Heft 01/2013 (Januar 2013)

Vorschau
Walter Böhringer, Entwicklungen des Grundstücks- und Grundbuchrechts seit 2011
Ernst Riedel, Festsetzung von Zuschlägen auf die Regelvergütung des Insolvenzverwalters
Klaus Rellermeyer, Rechtspflegerrecht im Gesetz zur Einführung einer Rechtsbehelfsbelehrung im Zivilprozess
Wirksamkeit des Zustellungsvermerks
BGH, Urteil vom 18.9.2012, VI ZR 225/11
Die Wirksamkeit des Zustellungsvermerks nach § 184 Abs. 2 Satz 4 ZPO ist nicht daran gebunden, dass derselbe Urkundsbeamte, der dem Gerichtswachtmeister das zuzustellende Schriftstück zum Zwecke der Aufgabe zur Post zugeleitet hat, auch den Vermerk beurkundet, dass das Schriftstück vom Gerichtswachtmeister zur Post aufgegeben worden ist.
 
Beschwerdebefugnis der Staatskasse
BGH, Beschluss vom 19.9.2012, XII ZB 587/11 (+)

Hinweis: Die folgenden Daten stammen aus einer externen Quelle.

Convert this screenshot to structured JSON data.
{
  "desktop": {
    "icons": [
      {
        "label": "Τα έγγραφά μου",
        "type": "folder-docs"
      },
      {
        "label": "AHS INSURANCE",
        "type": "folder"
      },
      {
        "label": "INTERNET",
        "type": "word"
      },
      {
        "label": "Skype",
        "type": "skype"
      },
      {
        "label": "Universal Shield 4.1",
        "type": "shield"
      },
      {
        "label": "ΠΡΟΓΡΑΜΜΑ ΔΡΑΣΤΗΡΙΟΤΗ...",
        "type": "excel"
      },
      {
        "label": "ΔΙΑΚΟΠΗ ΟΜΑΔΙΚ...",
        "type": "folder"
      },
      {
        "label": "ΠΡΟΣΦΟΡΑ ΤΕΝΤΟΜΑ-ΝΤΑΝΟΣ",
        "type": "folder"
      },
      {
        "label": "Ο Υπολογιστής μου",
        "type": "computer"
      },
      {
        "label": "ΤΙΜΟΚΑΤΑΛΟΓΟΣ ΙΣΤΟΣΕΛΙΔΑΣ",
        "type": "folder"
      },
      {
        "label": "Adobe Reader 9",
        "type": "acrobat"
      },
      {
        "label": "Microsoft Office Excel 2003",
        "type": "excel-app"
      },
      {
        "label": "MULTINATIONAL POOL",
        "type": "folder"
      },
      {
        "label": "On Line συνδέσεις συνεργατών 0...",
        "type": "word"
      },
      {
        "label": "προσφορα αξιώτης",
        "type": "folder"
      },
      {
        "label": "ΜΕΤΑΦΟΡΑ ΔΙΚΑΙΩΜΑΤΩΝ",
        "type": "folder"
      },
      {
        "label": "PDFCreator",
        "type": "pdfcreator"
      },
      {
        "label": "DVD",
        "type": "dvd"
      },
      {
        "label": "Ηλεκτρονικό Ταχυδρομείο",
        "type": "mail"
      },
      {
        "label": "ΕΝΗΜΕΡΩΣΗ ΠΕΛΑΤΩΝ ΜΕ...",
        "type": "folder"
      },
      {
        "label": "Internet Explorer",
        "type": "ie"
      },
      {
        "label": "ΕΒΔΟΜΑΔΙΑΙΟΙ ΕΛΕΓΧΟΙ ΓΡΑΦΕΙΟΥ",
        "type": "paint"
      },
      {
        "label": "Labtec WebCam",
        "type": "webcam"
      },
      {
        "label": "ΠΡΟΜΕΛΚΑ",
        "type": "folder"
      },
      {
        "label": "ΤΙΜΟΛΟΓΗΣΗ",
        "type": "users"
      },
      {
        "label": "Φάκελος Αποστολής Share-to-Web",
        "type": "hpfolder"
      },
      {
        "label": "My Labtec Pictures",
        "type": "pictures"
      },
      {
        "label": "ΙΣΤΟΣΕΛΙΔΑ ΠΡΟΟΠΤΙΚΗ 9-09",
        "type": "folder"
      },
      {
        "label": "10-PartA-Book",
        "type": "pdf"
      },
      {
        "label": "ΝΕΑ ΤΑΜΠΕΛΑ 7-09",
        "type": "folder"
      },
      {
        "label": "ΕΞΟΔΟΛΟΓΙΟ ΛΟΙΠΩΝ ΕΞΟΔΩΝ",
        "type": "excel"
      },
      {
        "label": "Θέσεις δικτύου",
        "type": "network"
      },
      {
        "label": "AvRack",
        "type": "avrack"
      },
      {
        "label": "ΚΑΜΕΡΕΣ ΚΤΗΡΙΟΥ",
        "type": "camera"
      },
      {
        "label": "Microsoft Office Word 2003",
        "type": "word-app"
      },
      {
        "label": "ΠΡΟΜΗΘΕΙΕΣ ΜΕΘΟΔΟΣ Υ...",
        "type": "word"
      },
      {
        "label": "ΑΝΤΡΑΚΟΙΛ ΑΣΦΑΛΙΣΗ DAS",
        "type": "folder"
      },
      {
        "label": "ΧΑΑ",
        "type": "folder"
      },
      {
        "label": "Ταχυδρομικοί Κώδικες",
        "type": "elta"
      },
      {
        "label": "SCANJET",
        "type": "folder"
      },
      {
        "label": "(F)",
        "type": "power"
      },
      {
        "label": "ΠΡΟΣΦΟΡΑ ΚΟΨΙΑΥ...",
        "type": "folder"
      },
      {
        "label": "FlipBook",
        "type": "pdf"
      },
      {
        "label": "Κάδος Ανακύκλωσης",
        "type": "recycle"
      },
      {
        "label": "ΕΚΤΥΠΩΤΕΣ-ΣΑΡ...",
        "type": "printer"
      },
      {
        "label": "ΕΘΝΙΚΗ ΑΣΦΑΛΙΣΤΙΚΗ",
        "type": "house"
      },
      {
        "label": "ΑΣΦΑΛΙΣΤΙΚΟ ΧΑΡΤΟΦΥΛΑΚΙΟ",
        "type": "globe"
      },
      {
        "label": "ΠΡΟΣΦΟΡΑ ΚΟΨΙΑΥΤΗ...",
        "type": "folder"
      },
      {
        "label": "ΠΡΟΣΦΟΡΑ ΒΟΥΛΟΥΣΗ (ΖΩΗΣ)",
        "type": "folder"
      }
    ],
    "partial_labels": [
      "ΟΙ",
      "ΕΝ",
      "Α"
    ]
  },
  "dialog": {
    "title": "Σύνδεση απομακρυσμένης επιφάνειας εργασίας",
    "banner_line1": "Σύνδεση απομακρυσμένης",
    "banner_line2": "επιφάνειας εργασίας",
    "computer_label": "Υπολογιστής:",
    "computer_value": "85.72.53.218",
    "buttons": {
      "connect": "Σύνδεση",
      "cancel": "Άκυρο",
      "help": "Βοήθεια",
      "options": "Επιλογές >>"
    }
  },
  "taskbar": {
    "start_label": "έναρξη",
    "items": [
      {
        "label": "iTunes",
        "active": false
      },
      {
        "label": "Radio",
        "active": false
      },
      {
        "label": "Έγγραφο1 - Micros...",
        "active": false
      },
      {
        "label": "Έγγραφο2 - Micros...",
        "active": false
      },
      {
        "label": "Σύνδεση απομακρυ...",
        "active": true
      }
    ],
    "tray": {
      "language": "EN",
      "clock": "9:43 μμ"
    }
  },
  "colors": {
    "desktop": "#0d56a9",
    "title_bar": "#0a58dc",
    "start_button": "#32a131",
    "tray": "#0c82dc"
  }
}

1. Die Staatskasse ist gemäß § 127 Abs. 3 Satz 1 und 2 ZPO auch dann zur Beschwerde befugt, wenn ihrem Vortrag nach der Antragsteller, dem Verfahrenskostenhilfe ohne Zahlungsanordnung bewilligt worden ist, aufgrund seiner persönlichen und wirtschaftlichen Verhältnisse zur Übernahme der Kosten der Verfahrensführung in der Lage ist.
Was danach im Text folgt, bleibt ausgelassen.